A spokesman for CSX Transportation says the freight train that hit a tour bus in Biloxi, Mississippi, was headed from New Orleans to Mobile, Alabama, at the time of the deadly crash. Gary Sease says the train had three locomotives and 52 cars. He says the train crew was not injured.
The bus belongs to Echo Transportation, a Grand Prairie, Texas-based company. A lawyer for the company said officials were mobilizing to respond, but he declined to comment further. Biloxi Police Chief John Miller has said that three people were killed after the train hit the charter bus Tuesday before 2:15 p.m. in the Mississippi Gulf Coast city.
He says the bus was carrying passengers from Austin, Texas, and appears to have been stopped on the tracks at the time of the crash. He says the bus had up to 50 people and that a majority of the other passengers were also injured.
___
3:15 p.m.
A train has collided with a charter bus in Biloxi, Mississippi, causing an unknown number of deaths and injuries.
Biloxi city spokesman Vincent Creel says emergency responders were still removing injured people from the bus more than 30 minutes after the crash Tuesday.

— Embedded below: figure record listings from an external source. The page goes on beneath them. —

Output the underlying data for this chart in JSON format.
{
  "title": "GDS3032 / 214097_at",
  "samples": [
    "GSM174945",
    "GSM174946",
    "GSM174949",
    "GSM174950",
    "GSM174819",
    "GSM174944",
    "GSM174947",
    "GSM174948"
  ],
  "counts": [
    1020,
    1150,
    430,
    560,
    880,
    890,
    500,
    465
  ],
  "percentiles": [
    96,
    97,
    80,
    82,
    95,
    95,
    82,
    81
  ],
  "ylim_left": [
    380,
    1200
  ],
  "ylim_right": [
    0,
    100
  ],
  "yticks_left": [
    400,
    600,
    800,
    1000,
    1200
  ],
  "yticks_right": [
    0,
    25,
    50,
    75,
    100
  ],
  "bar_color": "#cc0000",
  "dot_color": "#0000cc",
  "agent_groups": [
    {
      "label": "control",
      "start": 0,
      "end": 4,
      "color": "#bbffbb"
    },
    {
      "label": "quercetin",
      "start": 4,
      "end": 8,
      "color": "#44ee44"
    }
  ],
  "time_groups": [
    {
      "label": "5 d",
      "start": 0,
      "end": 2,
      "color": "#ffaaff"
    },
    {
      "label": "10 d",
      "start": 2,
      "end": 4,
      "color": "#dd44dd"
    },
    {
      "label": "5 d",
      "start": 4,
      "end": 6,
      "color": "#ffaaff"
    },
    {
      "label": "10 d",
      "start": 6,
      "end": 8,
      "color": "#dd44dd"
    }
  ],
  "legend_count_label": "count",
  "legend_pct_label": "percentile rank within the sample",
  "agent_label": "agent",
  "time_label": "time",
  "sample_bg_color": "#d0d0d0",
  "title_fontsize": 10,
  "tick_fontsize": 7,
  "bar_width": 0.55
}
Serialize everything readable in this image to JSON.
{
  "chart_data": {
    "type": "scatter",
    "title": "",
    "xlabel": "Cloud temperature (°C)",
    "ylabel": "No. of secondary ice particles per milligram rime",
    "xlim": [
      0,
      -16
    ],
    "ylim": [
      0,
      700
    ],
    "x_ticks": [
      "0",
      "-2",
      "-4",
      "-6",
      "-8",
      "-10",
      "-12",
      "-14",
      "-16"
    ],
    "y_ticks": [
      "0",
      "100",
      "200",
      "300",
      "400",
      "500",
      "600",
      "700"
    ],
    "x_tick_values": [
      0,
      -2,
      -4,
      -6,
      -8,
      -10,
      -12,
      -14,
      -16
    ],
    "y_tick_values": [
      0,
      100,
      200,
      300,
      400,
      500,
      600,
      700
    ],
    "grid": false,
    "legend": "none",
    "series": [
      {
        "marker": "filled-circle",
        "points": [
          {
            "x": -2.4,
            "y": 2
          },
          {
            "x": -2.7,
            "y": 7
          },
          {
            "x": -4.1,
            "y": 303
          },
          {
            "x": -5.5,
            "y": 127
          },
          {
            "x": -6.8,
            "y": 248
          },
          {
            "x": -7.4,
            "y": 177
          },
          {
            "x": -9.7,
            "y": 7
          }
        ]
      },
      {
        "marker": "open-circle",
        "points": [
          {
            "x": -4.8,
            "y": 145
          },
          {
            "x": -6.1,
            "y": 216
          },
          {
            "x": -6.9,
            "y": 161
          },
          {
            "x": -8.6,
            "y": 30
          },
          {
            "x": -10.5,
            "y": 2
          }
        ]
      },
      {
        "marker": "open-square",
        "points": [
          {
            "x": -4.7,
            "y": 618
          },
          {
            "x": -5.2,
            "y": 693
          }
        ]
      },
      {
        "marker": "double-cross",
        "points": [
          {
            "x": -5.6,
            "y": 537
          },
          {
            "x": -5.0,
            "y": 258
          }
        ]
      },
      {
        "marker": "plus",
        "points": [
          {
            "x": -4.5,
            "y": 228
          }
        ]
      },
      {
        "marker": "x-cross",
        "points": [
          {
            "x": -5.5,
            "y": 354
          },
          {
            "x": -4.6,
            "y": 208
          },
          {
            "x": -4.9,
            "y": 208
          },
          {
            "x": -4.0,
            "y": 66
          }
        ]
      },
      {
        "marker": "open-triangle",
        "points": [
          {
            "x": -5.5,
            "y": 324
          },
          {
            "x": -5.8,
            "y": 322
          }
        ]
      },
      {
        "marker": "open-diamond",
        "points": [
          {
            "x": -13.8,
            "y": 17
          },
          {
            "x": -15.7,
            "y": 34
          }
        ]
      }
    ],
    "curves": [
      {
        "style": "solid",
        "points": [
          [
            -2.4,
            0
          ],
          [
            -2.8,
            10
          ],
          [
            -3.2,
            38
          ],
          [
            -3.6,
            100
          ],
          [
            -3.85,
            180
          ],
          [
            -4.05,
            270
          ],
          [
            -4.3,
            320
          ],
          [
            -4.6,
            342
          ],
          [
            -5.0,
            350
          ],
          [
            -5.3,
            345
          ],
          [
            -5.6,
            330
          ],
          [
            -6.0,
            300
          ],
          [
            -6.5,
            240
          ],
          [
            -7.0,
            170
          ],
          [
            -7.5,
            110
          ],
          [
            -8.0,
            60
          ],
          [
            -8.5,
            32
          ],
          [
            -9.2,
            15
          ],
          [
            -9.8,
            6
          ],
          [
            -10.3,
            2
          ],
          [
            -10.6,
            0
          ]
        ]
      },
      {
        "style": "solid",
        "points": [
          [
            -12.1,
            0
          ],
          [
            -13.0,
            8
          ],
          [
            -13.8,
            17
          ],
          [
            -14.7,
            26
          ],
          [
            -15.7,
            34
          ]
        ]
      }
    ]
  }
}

Creel says a CSX train headed eastbound hit the bus at a crossing in downtown Biloxi just before 2:15 p.m., pushing the bus about 300 feet down the tracks.
He says a nearby hospital is setting up a triage unit at the site to treat the injured.
Creel says as many as 50 people were on the bus. He said there are deaths and injuries, but he could not immediately quantify them.
Charter buses often carry patrons to casinos in Biloxi, but Creel says he doesn’t know where this bus was headed.